Context A team of researchers released Talkie, an AI language model built exclusively from books, newspapers and other texts published before 1930. With 13 billion parameters—the most for any “vintage” model—it adopts a Mid‑Atlantic accent and a rapid‑fire news‑anchor style reminiscent of early sound films.

Key Facts Talkie lacks a system prompt, a built‑in instruction that tells a model its limits. Without it, the model cannot recognize that its training stops at 1929, according to computer‑science professor David Duvenaud. The result is a chatbot that believes it can discuss any era. The model exhibits “temporal leakage,” a term for when an AI trained on historic data inadvertently reproduces later information. Talkie correctly identified Franklin D. Roosevelt as U.S. president from 1933 to 1937, a fact that post‑dates its training window. This leak shows that the dataset was not perfectly confined to pre‑1930 sources. Despite the flaw, Talkie can generate one‑line code snippets, though researchers say its programming ability remains rudimentary. When asked about “talking pictures,” the model called them “overrated” and predicted they would never replace silent films, reflecting the optimism of its source era. User tests produced quirky forecasts: a second world war in 1936, everyday “flying machines,” and a sun that would cease shining by 1999. These predictions echo contemporary anxieties of the 1920s rather than genuine foresight.

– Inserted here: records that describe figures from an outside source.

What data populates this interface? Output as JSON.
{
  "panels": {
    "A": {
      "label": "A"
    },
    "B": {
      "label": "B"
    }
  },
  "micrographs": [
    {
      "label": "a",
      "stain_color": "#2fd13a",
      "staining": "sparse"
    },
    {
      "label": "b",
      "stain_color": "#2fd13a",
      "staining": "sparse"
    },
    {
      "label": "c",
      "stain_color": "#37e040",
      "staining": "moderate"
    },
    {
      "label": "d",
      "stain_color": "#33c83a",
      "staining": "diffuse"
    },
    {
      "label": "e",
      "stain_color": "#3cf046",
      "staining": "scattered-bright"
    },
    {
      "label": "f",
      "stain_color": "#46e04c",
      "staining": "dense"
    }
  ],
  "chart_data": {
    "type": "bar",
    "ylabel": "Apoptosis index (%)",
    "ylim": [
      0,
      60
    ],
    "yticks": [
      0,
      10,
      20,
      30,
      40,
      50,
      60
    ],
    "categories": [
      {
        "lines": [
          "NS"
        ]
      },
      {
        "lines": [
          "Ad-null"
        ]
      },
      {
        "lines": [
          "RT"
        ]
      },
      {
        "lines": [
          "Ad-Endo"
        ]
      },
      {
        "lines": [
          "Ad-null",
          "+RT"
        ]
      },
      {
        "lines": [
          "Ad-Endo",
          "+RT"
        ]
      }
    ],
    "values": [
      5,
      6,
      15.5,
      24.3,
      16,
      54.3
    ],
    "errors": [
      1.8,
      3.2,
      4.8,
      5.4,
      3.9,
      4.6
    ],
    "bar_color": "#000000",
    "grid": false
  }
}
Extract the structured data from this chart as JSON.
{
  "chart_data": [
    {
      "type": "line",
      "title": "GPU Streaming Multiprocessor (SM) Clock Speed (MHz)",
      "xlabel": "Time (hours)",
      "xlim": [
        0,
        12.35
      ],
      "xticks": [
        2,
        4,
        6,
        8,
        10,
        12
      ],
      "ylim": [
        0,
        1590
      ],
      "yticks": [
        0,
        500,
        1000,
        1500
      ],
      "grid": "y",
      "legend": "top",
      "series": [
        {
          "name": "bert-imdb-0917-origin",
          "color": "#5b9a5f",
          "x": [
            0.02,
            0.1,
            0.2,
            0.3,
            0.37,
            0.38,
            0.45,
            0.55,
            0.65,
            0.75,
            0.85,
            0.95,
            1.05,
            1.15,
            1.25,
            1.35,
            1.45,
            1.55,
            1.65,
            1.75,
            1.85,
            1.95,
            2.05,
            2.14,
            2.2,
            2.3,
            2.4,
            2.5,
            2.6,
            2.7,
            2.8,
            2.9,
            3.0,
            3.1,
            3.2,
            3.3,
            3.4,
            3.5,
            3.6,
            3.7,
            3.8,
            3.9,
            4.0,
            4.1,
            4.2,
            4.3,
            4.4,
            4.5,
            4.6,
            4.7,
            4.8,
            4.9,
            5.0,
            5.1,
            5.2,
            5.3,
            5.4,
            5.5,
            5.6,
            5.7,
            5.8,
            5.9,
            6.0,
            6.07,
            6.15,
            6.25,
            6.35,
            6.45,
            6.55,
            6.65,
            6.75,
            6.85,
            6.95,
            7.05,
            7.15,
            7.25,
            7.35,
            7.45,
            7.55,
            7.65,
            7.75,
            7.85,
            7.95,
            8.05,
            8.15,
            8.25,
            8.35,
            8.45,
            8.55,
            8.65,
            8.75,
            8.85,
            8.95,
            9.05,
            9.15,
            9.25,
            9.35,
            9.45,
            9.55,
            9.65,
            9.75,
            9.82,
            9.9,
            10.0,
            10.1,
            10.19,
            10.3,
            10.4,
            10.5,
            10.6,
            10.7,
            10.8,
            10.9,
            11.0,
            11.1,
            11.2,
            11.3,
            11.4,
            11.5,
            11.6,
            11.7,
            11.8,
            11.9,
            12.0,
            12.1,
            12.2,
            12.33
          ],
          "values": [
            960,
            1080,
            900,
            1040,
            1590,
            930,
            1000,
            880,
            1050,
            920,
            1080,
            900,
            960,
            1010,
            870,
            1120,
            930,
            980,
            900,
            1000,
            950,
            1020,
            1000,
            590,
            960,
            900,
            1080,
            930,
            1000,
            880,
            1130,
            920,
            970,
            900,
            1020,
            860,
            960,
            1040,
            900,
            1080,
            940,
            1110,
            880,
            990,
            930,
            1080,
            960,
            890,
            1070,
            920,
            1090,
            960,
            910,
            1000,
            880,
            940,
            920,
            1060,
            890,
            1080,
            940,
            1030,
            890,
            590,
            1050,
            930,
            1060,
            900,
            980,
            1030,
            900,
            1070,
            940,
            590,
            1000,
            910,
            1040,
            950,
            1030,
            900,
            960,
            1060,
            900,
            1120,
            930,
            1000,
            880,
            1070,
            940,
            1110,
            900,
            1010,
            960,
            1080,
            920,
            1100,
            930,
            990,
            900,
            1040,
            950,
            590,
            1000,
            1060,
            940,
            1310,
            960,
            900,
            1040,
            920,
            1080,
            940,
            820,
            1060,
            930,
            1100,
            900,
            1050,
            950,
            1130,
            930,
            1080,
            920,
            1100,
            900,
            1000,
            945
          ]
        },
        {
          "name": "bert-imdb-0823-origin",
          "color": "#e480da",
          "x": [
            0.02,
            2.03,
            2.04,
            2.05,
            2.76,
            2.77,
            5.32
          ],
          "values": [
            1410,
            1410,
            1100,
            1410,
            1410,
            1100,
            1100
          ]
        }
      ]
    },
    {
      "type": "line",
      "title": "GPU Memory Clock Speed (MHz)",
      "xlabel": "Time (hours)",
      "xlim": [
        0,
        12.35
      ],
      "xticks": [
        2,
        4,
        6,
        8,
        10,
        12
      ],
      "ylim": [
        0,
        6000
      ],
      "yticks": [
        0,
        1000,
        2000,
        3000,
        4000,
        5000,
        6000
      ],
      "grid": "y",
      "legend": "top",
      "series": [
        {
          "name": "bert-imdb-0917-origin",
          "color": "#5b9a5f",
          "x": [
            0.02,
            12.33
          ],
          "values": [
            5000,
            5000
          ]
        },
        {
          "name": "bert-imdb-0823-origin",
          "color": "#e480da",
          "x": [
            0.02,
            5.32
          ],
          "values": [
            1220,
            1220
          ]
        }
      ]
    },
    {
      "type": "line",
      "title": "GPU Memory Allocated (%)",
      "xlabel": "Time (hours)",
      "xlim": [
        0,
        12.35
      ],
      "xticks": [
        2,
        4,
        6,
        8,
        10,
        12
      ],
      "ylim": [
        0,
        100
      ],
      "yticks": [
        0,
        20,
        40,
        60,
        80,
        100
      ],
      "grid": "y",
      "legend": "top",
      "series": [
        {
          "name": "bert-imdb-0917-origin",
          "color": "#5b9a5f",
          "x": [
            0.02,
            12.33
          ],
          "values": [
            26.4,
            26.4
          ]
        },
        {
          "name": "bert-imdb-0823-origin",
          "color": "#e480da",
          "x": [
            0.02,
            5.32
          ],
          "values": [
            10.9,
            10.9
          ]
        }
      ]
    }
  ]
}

What It Means Talkie demonstrates both the novelty and the difficulty of building historically bounded AI. Its ability to sound authentic offers a fresh conversational experience, yet the temporal leakage undermines claims of a pure vintage perspective. The episode raises broader questions about how AI models might extrapolate beyond their training data and whether they can independently rediscover scientific breakthroughs from their era. Future work will need stricter data curation and better self‑awareness mechanisms to prevent anachronistic output.

What to watch next: Researchers plan to test tighter cutoff controls and explore whether a model limited to 1911 texts could independently articulate concepts like General Relativity.